From the author, The following poem was published in November 2006.
To the People of Iraq -- I'm Sorry
Your unending anguish breaks across my eyes,
Beats upon my ears, Searing its stamp of sadness on my soul
As I stand by and watch your proud world crumble.
Five thousand miles away, detached,
My world is orderly.
In cleanliness and comfort I drink the water,
Switch on the light,
Moving through my day with confidence.
While taut and alert you stand, sacrificed,
Wedged solidly between the vise of violence and victory.
Have I forgotten you?
No! NO!
I'm sorry,
I hear my voice whisper weakly through the darkness,
And to that sorry, I repeat louder,
I am sorry!
Today I saw your little girl -- Fragility,
All splashed with blood upon her dress,
Her shoes, and in her eyes bewilderment.
I'm sorry!
And now the sorrow builds, and I cry, louder --
It echoes back to me, and no one hears.
And what was started still moves on in madness, day by day.
Men, women, children fall, as innocent victims
Of the powerful Ares.
Blood flows more clear and clean than water,
Seeping its way through ancient soil,
Buried with shocked spirits
Who once looked up to us with hopeful eyes.

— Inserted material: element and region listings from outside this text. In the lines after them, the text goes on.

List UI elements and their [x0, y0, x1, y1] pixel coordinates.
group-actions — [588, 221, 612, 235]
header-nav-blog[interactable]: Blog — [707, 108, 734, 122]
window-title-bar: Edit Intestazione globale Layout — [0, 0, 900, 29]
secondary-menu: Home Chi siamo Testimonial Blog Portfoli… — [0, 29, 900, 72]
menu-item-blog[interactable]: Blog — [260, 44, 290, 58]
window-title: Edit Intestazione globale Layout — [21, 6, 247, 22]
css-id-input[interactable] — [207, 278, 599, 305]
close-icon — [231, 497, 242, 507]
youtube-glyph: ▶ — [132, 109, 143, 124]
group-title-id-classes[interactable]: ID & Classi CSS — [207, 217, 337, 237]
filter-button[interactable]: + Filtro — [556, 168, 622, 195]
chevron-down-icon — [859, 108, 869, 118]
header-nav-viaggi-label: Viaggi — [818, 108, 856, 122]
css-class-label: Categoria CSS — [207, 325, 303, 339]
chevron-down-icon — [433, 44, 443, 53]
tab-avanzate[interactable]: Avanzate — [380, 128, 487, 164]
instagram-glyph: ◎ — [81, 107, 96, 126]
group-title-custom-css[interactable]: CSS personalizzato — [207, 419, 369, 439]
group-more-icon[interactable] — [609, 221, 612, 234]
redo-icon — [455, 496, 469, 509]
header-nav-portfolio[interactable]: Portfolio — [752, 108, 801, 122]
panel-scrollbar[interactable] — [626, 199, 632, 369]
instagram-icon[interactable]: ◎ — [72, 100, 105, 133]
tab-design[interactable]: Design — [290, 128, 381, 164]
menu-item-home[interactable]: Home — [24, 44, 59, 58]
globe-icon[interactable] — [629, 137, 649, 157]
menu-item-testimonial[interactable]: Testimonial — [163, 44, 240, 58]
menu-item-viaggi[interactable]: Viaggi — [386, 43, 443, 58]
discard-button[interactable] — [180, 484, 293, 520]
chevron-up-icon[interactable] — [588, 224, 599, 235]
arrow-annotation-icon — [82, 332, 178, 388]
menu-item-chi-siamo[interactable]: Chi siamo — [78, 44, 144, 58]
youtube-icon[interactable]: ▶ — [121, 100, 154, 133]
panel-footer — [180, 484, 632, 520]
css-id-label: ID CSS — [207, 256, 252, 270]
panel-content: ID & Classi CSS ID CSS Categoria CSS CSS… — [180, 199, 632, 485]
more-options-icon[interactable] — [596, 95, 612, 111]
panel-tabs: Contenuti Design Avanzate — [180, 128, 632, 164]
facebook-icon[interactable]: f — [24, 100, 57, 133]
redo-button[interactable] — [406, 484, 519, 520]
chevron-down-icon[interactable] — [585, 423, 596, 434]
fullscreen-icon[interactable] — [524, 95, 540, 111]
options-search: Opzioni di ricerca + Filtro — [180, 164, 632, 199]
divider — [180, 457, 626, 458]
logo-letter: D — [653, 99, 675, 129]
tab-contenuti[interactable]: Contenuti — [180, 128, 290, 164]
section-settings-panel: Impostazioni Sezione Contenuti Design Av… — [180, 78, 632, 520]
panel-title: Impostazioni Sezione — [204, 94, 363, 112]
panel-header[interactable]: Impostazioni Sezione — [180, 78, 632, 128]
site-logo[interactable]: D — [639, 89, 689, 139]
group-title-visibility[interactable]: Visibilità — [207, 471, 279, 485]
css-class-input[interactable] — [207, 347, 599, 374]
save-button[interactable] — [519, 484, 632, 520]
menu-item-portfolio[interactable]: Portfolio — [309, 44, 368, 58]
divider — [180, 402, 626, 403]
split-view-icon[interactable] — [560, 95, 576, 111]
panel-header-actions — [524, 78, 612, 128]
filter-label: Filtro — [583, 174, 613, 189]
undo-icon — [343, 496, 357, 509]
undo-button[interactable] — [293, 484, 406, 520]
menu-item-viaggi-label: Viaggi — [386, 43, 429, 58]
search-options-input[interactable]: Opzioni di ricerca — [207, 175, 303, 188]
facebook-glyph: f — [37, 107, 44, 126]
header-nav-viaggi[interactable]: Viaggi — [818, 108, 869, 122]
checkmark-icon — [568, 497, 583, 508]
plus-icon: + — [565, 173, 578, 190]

The web's self-installed spider,
finding no way out,
Gropes blindly for the exit.
What can we do
When sorrow's not enough?
Should I dip into the blood
Of our dead soldiers,
And write across the sky
For all the world to see,
I'm sorry for America's mistake, or
Should I have shouted louder, Stop this war!
Then speaking for Iraq's proud people,
You sadly tell me that apologies are as futile
As wisps of saffron flung like the wind
Across the heads of burdened lives, who'll walk
Forever grasping tiny rays of hope;
Devastated, desolate, ravaged, yet unafraid!